Ses deux précédents ouvrages – À vos ordres, colonel Parkinson (Québec Amérique, 2019) et Le deuxième verre (Druide, 2022) – tiraient leur essence d’expériences personnelles de l’auteur, en observant et en analysant les tremblements d’abord observés par le médecin anglais en 1817, ainsi que l’alcoolisme congénital.

Son nouvel opus est constitué de trente-six miniatures représentant autant de flashes mémoriels, tous gravitant autour de la date de péremption de l’être humain, sans l’anticiper plus qu’il ne faut, en économisant son énergie à des activités constructives ou ludiques.

C’est là une des qualités premières de Prendre la mort comme elle vient : être à la fois sérieux et divertissant, une pointe d’ironie s’échappant lorsque le propos anticipe trop en évoquant un futur improbable, à moins qu’il vive plus vieux que Mathusalem. Si on me demandait de mettre un chapeau littéraire au livre, j’écrirais qu’il est une miscellanée accueillant des histoires vraies, sinon probables. Je pourrais également utiliser le terme d’éphémérides – un ouvrage relatant des événements qui se sont produits le même jour de l’année à différentes époques – mais ce serait usurpé l’usage qu’en fait l’écrivain qui l’emploie comme titre d’un récit.
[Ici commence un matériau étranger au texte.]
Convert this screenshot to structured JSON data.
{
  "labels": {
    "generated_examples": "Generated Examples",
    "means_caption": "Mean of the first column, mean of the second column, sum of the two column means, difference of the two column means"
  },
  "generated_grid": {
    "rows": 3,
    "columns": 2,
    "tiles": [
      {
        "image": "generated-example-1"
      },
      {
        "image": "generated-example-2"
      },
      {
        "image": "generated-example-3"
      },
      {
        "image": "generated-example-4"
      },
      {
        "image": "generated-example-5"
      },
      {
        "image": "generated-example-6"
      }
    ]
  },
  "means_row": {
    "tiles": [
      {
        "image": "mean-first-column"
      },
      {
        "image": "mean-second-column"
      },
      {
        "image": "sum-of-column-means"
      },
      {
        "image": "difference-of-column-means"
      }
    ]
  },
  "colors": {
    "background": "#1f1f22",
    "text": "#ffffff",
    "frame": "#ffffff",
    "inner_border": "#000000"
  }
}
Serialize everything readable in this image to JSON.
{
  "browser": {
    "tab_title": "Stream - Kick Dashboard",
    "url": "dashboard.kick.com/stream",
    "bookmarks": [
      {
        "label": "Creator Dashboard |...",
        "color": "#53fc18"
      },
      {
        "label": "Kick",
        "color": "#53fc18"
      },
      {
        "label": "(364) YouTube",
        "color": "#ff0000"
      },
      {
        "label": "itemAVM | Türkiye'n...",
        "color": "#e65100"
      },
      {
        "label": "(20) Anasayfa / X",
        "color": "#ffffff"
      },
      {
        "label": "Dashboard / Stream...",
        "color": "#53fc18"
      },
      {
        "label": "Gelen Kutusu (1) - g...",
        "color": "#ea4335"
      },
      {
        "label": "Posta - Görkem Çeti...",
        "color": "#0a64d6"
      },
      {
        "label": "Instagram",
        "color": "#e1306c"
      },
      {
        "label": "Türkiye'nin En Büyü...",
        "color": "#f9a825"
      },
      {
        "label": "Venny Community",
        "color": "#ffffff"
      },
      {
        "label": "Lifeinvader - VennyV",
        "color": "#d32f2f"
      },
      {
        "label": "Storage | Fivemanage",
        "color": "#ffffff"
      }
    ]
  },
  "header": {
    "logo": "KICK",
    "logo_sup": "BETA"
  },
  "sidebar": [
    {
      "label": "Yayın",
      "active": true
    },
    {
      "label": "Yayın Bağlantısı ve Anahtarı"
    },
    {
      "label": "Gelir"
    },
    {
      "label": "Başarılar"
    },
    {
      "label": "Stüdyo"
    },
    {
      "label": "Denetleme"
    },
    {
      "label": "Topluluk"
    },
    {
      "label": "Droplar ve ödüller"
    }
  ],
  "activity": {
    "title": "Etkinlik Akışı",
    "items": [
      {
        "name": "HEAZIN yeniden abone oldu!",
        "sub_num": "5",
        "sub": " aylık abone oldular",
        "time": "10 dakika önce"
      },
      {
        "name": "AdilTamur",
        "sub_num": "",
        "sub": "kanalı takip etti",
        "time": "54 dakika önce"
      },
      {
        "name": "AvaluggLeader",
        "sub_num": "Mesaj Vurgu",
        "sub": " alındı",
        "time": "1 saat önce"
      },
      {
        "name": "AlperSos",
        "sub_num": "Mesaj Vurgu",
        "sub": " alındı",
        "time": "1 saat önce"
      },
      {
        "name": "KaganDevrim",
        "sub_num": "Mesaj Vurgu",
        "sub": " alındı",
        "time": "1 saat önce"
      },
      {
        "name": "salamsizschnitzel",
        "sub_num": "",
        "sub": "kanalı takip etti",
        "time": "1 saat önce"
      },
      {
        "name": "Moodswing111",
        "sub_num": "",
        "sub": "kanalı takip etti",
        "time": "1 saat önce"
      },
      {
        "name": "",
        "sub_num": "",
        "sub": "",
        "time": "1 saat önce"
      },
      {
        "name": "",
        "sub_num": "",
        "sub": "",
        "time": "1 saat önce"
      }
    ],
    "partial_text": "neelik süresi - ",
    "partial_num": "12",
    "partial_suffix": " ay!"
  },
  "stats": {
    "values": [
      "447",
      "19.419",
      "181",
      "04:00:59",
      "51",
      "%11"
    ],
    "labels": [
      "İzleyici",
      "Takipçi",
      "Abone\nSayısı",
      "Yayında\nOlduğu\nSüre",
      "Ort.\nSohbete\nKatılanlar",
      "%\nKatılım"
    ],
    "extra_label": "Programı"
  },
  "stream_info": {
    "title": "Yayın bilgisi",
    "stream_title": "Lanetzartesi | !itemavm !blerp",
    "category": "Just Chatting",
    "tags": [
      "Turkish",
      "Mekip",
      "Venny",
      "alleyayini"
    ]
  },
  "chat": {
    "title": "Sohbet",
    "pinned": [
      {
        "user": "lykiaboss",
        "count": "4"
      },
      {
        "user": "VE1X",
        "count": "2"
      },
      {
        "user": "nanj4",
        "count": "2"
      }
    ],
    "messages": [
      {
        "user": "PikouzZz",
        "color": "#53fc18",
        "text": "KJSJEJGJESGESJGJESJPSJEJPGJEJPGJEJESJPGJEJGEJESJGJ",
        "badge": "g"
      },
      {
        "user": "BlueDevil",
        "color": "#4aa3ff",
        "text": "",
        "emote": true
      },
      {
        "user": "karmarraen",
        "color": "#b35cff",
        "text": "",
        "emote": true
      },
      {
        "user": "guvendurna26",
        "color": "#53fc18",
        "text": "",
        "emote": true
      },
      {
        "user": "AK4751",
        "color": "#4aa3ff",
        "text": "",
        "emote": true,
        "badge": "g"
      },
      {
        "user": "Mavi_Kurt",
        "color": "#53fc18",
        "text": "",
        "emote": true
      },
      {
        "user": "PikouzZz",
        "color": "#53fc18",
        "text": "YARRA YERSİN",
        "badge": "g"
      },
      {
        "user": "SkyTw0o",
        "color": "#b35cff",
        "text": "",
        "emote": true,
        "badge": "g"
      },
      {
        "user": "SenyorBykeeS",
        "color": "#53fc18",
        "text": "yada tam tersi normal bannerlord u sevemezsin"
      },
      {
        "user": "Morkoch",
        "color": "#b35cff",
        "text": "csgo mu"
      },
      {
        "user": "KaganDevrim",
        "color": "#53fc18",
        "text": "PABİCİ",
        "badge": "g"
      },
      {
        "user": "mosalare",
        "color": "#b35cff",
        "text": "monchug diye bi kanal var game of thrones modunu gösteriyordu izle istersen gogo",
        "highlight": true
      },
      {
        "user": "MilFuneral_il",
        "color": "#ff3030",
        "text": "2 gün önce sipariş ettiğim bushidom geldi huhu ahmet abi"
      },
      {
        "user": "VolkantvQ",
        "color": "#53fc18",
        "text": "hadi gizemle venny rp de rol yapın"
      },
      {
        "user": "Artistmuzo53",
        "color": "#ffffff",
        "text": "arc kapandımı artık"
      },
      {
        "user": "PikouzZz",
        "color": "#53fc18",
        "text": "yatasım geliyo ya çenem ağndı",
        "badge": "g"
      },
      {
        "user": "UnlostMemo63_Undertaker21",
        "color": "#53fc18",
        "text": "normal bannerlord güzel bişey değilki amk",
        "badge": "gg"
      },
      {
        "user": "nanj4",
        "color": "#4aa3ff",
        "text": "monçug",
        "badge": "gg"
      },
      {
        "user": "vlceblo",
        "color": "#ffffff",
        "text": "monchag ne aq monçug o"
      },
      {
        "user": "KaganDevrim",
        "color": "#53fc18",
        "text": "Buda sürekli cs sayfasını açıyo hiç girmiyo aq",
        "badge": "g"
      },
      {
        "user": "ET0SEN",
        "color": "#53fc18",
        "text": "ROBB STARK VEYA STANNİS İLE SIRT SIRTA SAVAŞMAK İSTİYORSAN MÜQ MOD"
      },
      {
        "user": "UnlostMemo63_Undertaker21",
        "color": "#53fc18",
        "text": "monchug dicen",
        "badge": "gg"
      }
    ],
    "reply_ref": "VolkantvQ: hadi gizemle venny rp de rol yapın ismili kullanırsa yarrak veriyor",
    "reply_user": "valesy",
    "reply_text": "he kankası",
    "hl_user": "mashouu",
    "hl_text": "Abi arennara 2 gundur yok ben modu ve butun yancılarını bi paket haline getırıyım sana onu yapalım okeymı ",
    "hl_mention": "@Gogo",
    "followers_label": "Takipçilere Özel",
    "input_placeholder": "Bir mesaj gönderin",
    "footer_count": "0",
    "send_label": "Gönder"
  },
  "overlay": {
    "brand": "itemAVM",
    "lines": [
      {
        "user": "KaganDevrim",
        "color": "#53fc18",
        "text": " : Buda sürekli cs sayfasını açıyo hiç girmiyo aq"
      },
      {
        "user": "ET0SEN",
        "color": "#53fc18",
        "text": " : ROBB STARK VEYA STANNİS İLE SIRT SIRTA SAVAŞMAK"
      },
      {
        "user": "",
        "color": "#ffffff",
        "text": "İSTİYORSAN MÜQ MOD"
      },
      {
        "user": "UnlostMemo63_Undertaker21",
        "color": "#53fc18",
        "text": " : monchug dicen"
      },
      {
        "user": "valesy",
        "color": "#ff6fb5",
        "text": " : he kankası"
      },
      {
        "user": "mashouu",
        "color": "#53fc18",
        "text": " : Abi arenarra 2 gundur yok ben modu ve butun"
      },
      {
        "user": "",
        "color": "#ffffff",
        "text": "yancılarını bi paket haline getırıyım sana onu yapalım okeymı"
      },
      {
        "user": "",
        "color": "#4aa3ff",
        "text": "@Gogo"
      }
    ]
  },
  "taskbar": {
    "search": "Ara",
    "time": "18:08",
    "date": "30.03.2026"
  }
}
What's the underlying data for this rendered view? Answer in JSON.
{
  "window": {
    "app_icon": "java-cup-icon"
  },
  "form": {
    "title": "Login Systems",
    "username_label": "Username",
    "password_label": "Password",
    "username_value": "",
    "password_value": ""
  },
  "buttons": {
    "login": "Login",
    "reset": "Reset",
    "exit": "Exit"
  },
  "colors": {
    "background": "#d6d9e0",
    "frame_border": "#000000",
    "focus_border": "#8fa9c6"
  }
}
Pourquoi ai-je paraphrasé le titre d’un ouvrage de J.-J. Rousseau (1712-1778) en tête de cette chronique? L’écrivain Gravel souligne aimer marcher dans la nature, dans le secteur de l’Île où son amoureuse et lui séjournent l’été. Ces randonnées sont propices à la réflexion et laissent parfois s’agiter l’esprit de la création, loin de la domesticité et de ses obligations. De là, l’idée de rêveries dans la solitude comme un exercice d’hygiène de la pensée d’où jaillissent librement des associations de mots, de souvenirs épars ou d’images libres de droits.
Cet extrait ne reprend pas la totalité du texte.